The Journal of San Diego History
Spring 1972, Volume 18, Number 2
James E Moss, Editor

Book Review

David J. Weber, Book Review Editor

Windows on Early California. By Florence Slocum Wilson. Published under the auspices of The National Society of the Colonial Dames of America Resident in the State of California, Los Angeles-Pasadena Committee. (Pasadena, Ca., Typecraft Publishers, Inc., 1971). Bibliography. Illustrations. Notes. 108 pages. $3.50.

Reviewed by John E. Baur, Professor of History, San Fernando Valley State College. Author of three books and several articles on California and the West, Dr. Baur received his A.B., M.A., and Ph.D. degrees from U.C.L.A.

This little book, dealing with several historic adobes of San Gabriel and Santa Barbara, evolved from Florence Slocum Wilson’s talks before the Colonial Dames of America. To present historically Las Tunas adobe, El Molino Viejo, Rancho Santa Anita, the Flores adobe, the González Ramírez house, and Los Cerritos, the author searched archives, interviewed descendants of early California families, and used reliable secondary works. The result is an informal and anecdotal, yet factual, account of Spanish and Mexican eras. Her brief sketches of mission and ranch life, though colorful, avoid an excess of legend, for, as she found, facts about pioneer California are more dramatic than is fable.
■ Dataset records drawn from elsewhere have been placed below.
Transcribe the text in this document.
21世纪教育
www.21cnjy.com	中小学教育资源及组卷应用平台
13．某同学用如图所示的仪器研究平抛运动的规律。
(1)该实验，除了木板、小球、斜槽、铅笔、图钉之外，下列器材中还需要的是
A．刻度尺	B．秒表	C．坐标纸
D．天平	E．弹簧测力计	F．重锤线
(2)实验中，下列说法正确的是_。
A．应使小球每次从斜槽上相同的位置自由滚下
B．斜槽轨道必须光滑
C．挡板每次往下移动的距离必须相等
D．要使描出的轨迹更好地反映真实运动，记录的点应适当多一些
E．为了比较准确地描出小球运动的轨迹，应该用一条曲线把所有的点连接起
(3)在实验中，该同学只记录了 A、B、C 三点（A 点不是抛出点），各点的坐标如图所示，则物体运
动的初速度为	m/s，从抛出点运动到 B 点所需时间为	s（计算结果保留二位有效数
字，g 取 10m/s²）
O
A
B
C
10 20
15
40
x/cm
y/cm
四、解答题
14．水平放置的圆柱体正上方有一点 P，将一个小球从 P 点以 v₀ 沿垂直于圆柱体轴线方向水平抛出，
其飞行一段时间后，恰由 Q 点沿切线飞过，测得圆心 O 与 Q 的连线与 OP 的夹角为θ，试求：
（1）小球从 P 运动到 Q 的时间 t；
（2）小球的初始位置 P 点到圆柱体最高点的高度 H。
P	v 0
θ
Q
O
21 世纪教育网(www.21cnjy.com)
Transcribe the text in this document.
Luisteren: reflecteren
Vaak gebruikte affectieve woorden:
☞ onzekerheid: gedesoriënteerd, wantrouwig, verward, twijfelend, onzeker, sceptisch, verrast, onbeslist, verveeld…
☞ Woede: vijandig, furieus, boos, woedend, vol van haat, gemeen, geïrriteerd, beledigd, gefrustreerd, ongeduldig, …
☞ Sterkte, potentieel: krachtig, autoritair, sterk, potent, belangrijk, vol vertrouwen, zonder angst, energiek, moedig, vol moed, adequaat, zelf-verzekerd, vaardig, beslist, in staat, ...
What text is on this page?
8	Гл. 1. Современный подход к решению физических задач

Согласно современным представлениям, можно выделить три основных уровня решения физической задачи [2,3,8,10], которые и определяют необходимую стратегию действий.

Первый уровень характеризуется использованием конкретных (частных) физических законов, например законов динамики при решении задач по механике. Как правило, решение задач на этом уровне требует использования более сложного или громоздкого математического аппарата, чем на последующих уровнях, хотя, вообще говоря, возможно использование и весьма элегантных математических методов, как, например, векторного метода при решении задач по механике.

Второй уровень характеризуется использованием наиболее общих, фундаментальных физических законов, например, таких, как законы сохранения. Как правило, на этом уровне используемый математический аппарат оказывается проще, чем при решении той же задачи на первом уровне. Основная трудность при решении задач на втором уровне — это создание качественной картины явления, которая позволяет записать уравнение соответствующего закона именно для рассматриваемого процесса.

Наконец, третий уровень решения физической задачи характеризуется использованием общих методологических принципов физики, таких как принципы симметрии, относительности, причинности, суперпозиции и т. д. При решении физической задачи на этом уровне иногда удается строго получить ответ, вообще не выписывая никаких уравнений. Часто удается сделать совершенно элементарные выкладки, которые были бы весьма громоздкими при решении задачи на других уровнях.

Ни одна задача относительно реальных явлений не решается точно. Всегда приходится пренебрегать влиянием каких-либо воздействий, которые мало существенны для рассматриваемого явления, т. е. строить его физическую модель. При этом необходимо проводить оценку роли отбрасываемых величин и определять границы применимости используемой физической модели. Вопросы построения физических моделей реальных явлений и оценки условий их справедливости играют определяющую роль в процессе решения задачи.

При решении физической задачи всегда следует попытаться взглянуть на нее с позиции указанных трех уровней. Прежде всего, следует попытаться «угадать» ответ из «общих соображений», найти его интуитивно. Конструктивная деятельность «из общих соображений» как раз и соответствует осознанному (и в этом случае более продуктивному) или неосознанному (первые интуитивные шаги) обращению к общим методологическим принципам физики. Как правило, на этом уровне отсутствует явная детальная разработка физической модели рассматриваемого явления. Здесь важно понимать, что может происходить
As often occurs when one generalizes, several errors have appeared, for example, the statement that gold was found in 1848 at Sutter’s Fort. There are a few unnecessary repetitions, such as the restatement that Mexican California homes lacked fireplaces. Some of the less quaint and cogent quotations might have been paraphrased, since the author could probably have worded them more effectively than did the original. On some occasions, lesser-known personages noted or quoted could have been more fully identified via footnotes without turning away even the most casual reader. Since this work will guide visitors of these early homes, maps locating them and indicating the vastness of their former holdings would have been useful.

Excellent photographs add to a readable narrative. Unfortunately, San Diegans will
not find their favorite adobes here, although Florence Wilson has captured the pre-1848
epoch which also typified their more southern region.